Polskie przepisy o SLAPP-ach bardziej restrykcyjne niż unijne
Polski projekt wykracza poza minimalne wymagania dyrektywy. – Przede wszystkim przepisy te obejmą także sprawy krajowe, a nie tylko transgraniczne – podkreśla Konrad Siemaszko, prawnik i koordynator programu Wolność Słowa w Helsińskiej Fundacji Praw Człowieka.
– Implementujemy dyrektywę zgodnie z duchem jej preambuły – chwali to podejście również dr Dominika Bychawska-Siniarska z Prague Civil Society Center.
Ponadto polskie wdrożenie – obok wynikającego wprost z dyrektywy oddalenia powództwa na samym początku, z uwagi na jego oczywistą bezzasadność – stwarza również możliwość oddalenia go na dalszych etapach, a także odrzucenia SLAPP-u, jeśli sąd uzna, że stanowi on nadużycie prawa procesowego.
– Dobrze, że korzystając z definicji zawartych w dyrektywie anty-SLAPP, projektodawca wprowadza rozwiązania dostosowane do polskiego systemu postępowania cywilnego.
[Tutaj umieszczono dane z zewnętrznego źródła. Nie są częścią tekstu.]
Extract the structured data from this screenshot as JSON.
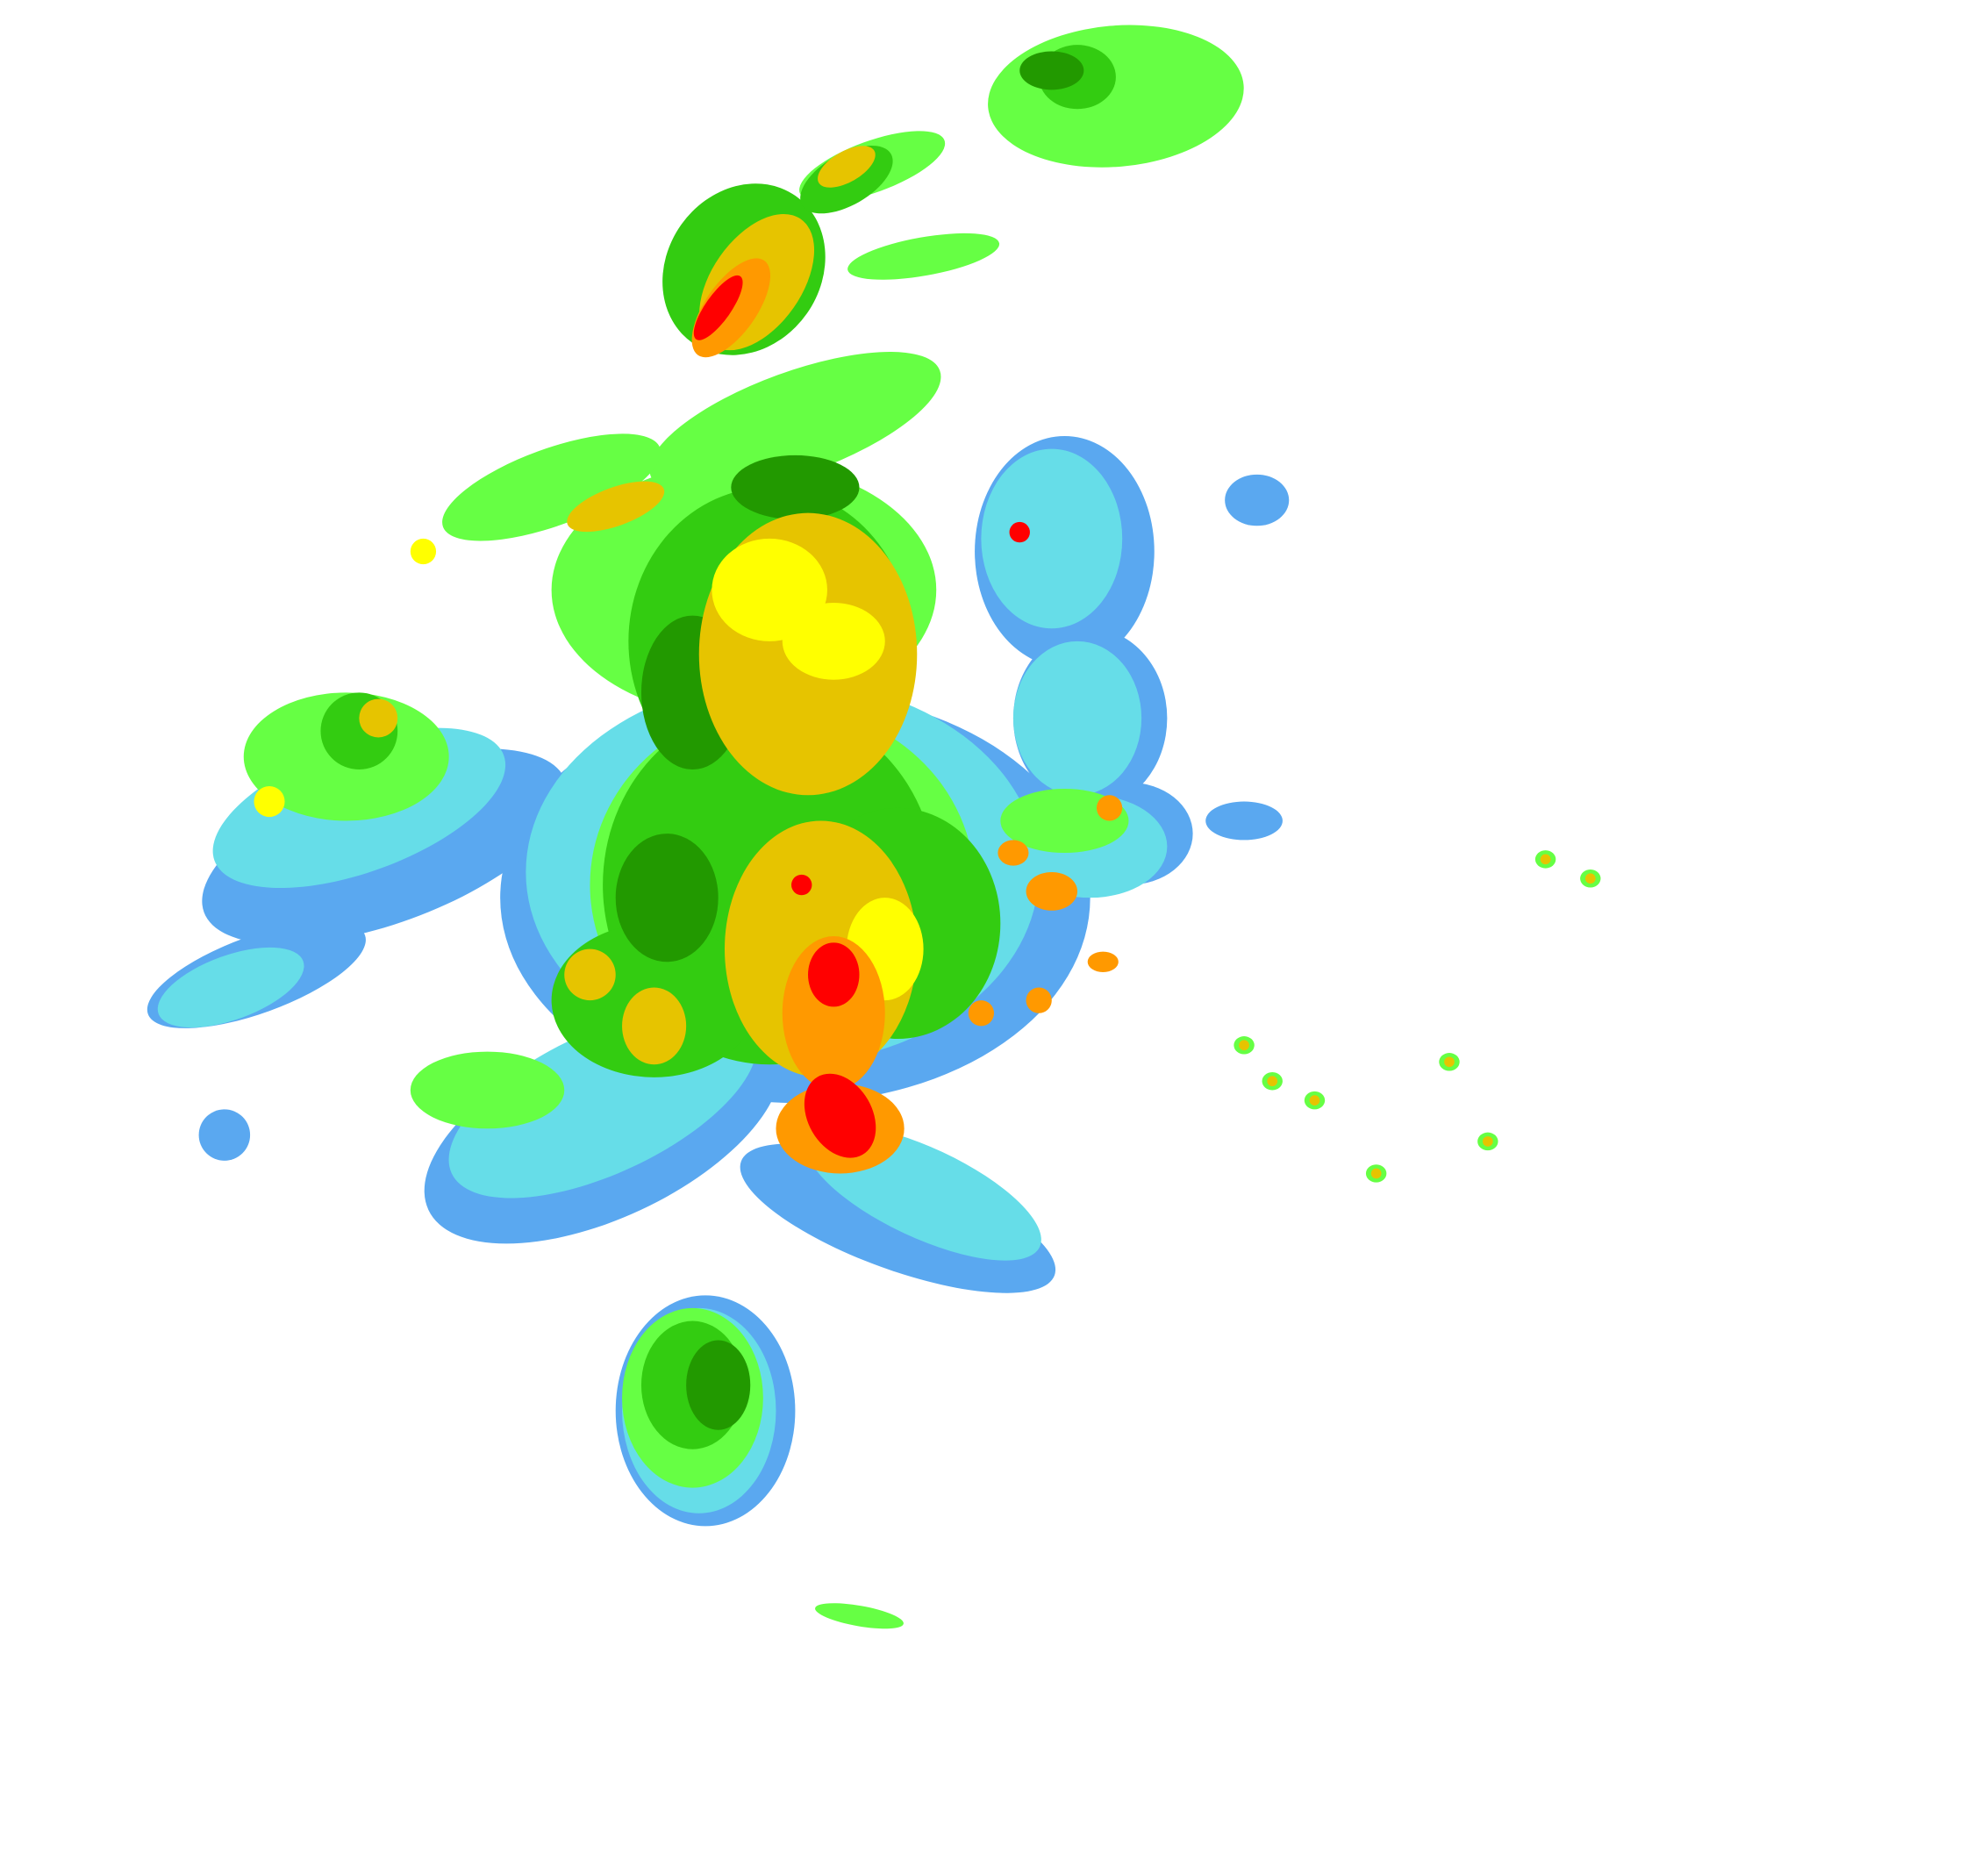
{
  "radar": {
    "background": "#ffffff",
    "palette": {
      "light_blue": "#5aa8f0",
      "cyan": "#66dde8",
      "light_green": "#66ff44",
      "green": "#33cc11",
      "dark_green": "#229900",
      "yellow": "#ffff00",
      "gold": "#e6c400",
      "orange": "#ff9900",
      "red": "#ff0000"
    }
  }
}
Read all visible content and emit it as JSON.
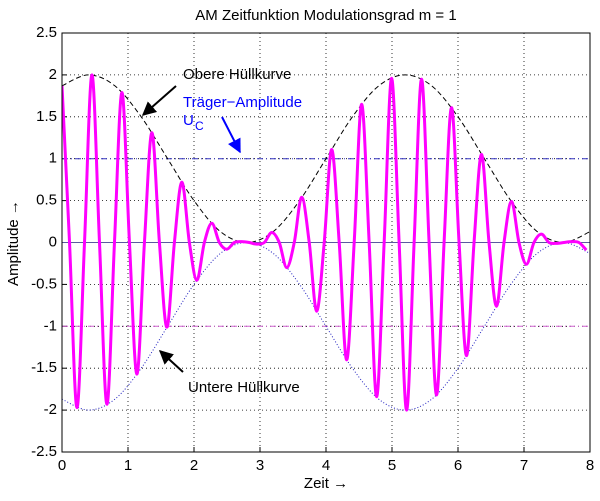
{
  "chart_data": {
    "type": "line",
    "title": "AM Zeitfunktion Modulationsgrad m = 1",
    "xlabel": "Zeit →",
    "ylabel": "Amplitude →",
    "xlim": [
      0,
      8
    ],
    "ylim": [
      -2.5,
      2.5
    ],
    "xticks": [
      0,
      1,
      2,
      3,
      4,
      5,
      6,
      7,
      8
    ],
    "yticks": [
      -2.5,
      -2,
      -1.5,
      -1,
      -0.5,
      0,
      0.5,
      1,
      1.5,
      2,
      2.5
    ],
    "grid": true,
    "hlines": [
      {
        "value": 0,
        "color": "#5a5aa0",
        "style": "solid"
      },
      {
        "value": 1,
        "color": "#3030c0",
        "style": "dashdot"
      },
      {
        "value": -1,
        "color": "#d060d0",
        "style": "dashdot"
      }
    ],
    "series": [
      {
        "color": "#ff00ff",
        "style": "solid",
        "width": 3,
        "x": [
          0,
          0.114,
          0.227,
          0.341,
          0.454,
          0.568,
          0.681,
          0.795,
          0.908,
          1.022,
          1.135,
          1.249,
          1.362,
          1.476,
          1.589,
          1.703,
          1.816,
          1.93,
          2.043,
          2.157,
          2.27,
          2.384,
          2.497,
          2.611,
          2.724,
          2.838,
          2.951,
          3.065,
          3.178,
          3.292,
          3.405,
          3.519,
          3.632,
          3.746,
          3.859,
          3.973,
          4.086,
          4.2,
          4.313,
          4.427,
          4.54,
          4.654,
          4.767,
          4.881,
          4.994,
          5.108,
          5.221,
          5.335,
          5.448,
          5.562,
          5.675,
          5.789,
          5.902,
          6.016,
          6.129,
          6.243,
          6.356,
          6.47,
          6.583,
          6.697,
          6.81,
          6.924,
          7.037,
          7.151,
          7.264,
          7.378,
          7.491,
          7.605,
          7.718,
          7.832,
          7.945
        ],
        "values": [
          1.87,
          0,
          -1.97,
          0,
          2.0,
          0,
          -1.93,
          0,
          1.79,
          0,
          -1.57,
          0,
          1.31,
          0,
          -1.01,
          0,
          0.72,
          0,
          -0.45,
          0,
          0.23,
          0,
          -0.08,
          0,
          0.01,
          0,
          -0.02,
          0,
          0.12,
          0,
          -0.3,
          0,
          0.54,
          0,
          -0.82,
          0,
          1.11,
          0,
          -1.4,
          0,
          1.65,
          0,
          -1.84,
          0,
          1.96,
          0,
          -2.0,
          0,
          1.95,
          0,
          -1.82,
          0,
          1.61,
          0,
          -1.35,
          0,
          1.05,
          0,
          -0.76,
          0,
          0.49,
          0,
          -0.26,
          0,
          0.1,
          0,
          -0.01,
          0,
          0.01,
          0,
          -0.09
        ]
      },
      {
        "color": "#000000",
        "style": "dashed",
        "width": 1,
        "x": [
          0,
          0.4,
          0.8,
          1.2,
          1.6,
          2.0,
          2.4,
          2.8,
          3.2,
          3.6,
          4.0,
          4.4,
          4.8,
          5.2,
          5.6,
          6.0,
          6.4,
          6.8,
          7.2,
          7.6,
          8.0
        ],
        "values": [
          1.87,
          2,
          1.87,
          1.5,
          1.0,
          0.5,
          0.13,
          0,
          0.13,
          0.5,
          1,
          1.5,
          1.87,
          2,
          1.87,
          1.5,
          1.0,
          0.5,
          0.13,
          0,
          0.13
        ]
      },
      {
        "color": "#2020c0",
        "style": "dotted",
        "width": 1,
        "x": [
          0,
          0.4,
          0.8,
          1.2,
          1.6,
          2.0,
          2.4,
          2.8,
          3.2,
          3.6,
          4.0,
          4.4,
          4.8,
          5.2,
          5.6,
          6.0,
          6.4,
          6.8,
          7.2,
          7.6,
          8.0
        ],
        "values": [
          -1.87,
          -2,
          -1.87,
          -1.5,
          -1.0,
          -0.5,
          -0.13,
          0,
          -0.13,
          -0.5,
          -1,
          -1.5,
          -1.87,
          -2,
          -1.87,
          -1.5,
          -1.0,
          -0.5,
          -0.13,
          0,
          -0.13
        ]
      }
    ],
    "annotations": [
      {
        "text": "Obere Hüllkurve",
        "color": "#000000"
      },
      {
        "text": "Träger−Amplitude",
        "color": "#0000ff"
      },
      {
        "text": "U",
        "sub": "C",
        "color": "#0000ff"
      },
      {
        "text": "Untere Hüllkurve",
        "color": "#000000"
      }
    ]
  }
}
Dzięki temu jeśli ktokolwiek wniesie do polskiego sądu pozew mający znamiona SLAPP-u, to sędziowie będą mogli zareagować – komentuje adwokat Agnieszka Wiercińska-Krużewska, partnerka współzarządzająca kancelarii WKB Lawyers.
Co grozi za pozew który jest SLAPP-em?
Wśród zalet projektu wymienia możliwość uzyskania przez pozwanego zwrotu kosztów zastępstwa procesowego w pełnej wysokości.
– Sądy już teraz mogą tak orzekać, ale rzadko to robią. Natomiast w projekcie jest to jedna z sankcji. Dzięki temu osoba, przeciwko której zastosowano SLAPP, odzyska całość wydatków na obsługę prawną, a nie tylko ich część mieszczącą się w ramach stawki – stwierdza.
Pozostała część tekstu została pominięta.